I just finished “Takedown” by Brad Thor, a jingoistic novel about a terrorist attack in…New York City. The characters were as good as created by the United States Marines Publicity Department. Retarded plot twists, terrible premise, awful characters (including a sinister dwarf named “THE TROLL”). I read the whole thing. I suck.
I also re-read “I Am Legend,” something I haven’t touched since high school. I wanted to read it again to prepare for Will Smith’s cinematic turn as Robert Neville. Simply put, “I Am Legend” is one of my favorite books ever, a bleak story of the last man “alive,” struggling to exist in a world gone vampiric. From its well-thought out apocalyptic concepts to its story-defining ending, there’s no way Hollywood can’t ruin it.
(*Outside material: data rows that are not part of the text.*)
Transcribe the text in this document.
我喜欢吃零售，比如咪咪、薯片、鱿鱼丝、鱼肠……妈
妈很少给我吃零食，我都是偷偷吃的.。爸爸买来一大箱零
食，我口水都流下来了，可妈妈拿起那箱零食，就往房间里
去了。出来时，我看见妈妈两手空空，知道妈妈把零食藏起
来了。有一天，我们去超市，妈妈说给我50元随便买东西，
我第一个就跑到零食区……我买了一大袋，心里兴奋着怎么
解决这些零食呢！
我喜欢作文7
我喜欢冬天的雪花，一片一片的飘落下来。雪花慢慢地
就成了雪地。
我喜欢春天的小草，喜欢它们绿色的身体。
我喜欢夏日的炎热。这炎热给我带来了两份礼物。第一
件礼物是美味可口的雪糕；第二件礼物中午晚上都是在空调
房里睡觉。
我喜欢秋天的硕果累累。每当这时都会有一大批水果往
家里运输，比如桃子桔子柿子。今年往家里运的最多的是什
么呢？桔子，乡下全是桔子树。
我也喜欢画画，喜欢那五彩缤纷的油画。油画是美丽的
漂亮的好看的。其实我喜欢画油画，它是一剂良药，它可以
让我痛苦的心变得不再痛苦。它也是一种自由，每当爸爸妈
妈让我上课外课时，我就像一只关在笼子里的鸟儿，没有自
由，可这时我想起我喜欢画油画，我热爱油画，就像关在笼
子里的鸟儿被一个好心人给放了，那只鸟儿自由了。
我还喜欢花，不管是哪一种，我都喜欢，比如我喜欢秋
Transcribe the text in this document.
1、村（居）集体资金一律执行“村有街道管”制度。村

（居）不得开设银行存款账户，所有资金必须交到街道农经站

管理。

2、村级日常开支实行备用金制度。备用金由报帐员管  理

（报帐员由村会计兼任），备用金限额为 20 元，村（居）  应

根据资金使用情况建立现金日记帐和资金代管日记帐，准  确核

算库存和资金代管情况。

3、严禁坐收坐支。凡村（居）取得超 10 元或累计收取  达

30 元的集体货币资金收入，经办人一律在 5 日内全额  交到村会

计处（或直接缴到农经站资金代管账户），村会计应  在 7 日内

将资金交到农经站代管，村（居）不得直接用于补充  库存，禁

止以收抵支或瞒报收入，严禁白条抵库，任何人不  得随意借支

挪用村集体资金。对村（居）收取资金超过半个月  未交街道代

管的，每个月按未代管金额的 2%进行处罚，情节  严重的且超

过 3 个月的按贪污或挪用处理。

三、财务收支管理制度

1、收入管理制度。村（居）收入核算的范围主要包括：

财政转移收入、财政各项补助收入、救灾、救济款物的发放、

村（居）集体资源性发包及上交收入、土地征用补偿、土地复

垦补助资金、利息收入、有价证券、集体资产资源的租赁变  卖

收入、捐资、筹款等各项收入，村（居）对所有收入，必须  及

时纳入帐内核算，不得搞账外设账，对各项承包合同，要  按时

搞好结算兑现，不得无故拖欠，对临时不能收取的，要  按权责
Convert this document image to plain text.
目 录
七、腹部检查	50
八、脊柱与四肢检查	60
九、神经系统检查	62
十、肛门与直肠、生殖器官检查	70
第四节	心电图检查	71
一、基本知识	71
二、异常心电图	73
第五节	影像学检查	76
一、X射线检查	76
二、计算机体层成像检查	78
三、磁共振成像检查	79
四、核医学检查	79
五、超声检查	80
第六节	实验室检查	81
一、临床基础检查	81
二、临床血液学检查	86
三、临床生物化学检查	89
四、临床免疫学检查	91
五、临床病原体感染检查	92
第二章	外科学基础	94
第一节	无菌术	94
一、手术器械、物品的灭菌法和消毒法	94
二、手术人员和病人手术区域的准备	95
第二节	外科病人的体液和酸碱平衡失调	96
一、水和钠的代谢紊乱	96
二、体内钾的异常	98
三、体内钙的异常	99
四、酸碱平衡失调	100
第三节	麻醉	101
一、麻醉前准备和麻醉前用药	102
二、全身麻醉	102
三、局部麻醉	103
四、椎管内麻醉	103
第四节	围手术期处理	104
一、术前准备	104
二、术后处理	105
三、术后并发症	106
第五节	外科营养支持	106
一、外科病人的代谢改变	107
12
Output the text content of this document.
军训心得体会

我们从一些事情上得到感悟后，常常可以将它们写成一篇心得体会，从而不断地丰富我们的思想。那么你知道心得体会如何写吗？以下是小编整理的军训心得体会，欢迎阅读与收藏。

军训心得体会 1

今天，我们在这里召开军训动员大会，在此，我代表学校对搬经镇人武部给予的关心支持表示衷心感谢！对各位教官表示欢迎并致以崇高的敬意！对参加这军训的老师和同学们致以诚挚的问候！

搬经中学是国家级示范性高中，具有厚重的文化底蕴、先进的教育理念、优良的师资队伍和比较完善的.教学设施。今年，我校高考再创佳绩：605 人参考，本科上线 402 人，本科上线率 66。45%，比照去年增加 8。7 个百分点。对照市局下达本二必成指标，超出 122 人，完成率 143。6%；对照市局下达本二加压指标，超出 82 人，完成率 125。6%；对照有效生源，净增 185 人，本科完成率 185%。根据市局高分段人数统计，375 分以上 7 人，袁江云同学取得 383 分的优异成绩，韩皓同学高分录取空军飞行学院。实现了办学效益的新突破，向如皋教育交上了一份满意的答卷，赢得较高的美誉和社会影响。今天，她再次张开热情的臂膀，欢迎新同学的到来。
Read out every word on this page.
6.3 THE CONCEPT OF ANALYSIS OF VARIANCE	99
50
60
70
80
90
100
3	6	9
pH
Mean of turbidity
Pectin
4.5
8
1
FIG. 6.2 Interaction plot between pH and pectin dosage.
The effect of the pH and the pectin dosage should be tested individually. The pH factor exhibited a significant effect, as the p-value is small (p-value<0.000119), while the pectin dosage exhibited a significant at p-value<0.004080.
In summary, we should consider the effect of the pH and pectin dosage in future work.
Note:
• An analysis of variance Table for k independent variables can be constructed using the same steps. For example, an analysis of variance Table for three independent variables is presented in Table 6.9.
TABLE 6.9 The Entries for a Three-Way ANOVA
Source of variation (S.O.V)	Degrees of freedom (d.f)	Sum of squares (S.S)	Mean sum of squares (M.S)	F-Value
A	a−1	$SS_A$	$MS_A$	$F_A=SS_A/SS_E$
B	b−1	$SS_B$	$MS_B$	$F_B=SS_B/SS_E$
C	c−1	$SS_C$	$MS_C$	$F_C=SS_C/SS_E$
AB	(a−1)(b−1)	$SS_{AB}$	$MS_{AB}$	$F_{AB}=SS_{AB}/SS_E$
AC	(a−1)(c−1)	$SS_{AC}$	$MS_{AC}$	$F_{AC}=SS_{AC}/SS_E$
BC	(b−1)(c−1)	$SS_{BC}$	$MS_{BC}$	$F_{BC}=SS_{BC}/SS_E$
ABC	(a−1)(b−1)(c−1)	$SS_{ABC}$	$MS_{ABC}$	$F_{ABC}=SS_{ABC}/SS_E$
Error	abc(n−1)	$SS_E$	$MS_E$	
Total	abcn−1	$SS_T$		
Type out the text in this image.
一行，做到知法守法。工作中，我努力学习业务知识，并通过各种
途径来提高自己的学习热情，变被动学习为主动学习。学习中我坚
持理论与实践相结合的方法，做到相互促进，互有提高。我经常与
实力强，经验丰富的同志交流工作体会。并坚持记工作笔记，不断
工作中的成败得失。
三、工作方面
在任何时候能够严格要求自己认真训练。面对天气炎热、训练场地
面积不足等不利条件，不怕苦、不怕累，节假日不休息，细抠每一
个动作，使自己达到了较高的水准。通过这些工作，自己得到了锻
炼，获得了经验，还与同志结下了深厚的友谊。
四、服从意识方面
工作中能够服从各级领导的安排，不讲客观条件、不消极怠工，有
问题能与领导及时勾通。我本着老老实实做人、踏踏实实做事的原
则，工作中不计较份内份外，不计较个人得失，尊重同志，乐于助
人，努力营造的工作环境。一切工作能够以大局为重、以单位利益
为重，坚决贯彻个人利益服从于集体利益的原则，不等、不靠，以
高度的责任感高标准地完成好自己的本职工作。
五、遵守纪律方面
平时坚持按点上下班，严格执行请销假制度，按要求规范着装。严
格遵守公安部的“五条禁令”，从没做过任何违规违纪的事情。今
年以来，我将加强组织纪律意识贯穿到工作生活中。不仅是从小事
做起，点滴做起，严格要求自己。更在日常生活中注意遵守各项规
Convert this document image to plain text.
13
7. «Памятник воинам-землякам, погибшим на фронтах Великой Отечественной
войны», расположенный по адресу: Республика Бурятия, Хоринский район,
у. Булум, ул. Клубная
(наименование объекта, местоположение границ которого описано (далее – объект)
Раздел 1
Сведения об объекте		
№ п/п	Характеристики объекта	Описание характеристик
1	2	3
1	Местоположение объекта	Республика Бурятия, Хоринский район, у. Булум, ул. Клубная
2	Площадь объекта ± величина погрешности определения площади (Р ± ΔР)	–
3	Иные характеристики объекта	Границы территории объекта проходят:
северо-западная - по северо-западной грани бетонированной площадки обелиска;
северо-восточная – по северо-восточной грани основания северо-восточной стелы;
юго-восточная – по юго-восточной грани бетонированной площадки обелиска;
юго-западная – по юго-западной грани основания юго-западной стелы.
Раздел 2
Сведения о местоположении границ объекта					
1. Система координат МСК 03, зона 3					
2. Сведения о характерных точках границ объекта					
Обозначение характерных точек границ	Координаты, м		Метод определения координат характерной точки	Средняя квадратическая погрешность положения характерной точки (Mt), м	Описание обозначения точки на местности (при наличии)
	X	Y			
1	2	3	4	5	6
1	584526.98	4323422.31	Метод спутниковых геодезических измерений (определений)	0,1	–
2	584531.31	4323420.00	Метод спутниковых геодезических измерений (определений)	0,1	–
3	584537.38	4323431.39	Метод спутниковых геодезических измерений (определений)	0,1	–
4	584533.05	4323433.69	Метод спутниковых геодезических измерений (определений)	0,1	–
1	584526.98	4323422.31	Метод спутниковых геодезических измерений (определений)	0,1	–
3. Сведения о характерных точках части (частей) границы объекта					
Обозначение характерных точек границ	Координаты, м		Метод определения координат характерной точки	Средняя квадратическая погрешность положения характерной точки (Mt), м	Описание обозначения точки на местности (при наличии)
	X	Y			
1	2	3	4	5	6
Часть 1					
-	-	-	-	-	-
I’ve had major computer trouble at home, which has totally inhibited my ability to create a new episode. Things should be fixed by mid-August. In the meantime, correspondent Jaime Black may guest-host an episode. When I do return to the show, I will finally post a long-overdue interview with mystery/thriller author J.A. Konrath.
I’m going on Saturday.
New information coming soon.
I loved Rush when I was in junior high. I thought Alex Lifeson was a guitar god. And Neil Peart…he was the supreme ruler of the drum kit, and those lyrics about all things mystic and far-flung made my pre-teen mind reel. By the time I was in high school, I became more interested in “alternative” bands like R.E.M. and the Smiths. My too-cool-for-school attitude prevented me from looking back at Rush with anything other than a derisive sneer. Over the past few years, I very slowly and secretly have started buying back the Rush catalog. In my private time, I’ve marveled at “Hemispheres” and “Xanadu.” I even downloaded the new album, “Snakes & Arrows.” I feel no shame. I already have plans to listen to “Jacob’s Ladder” on my way home tonight.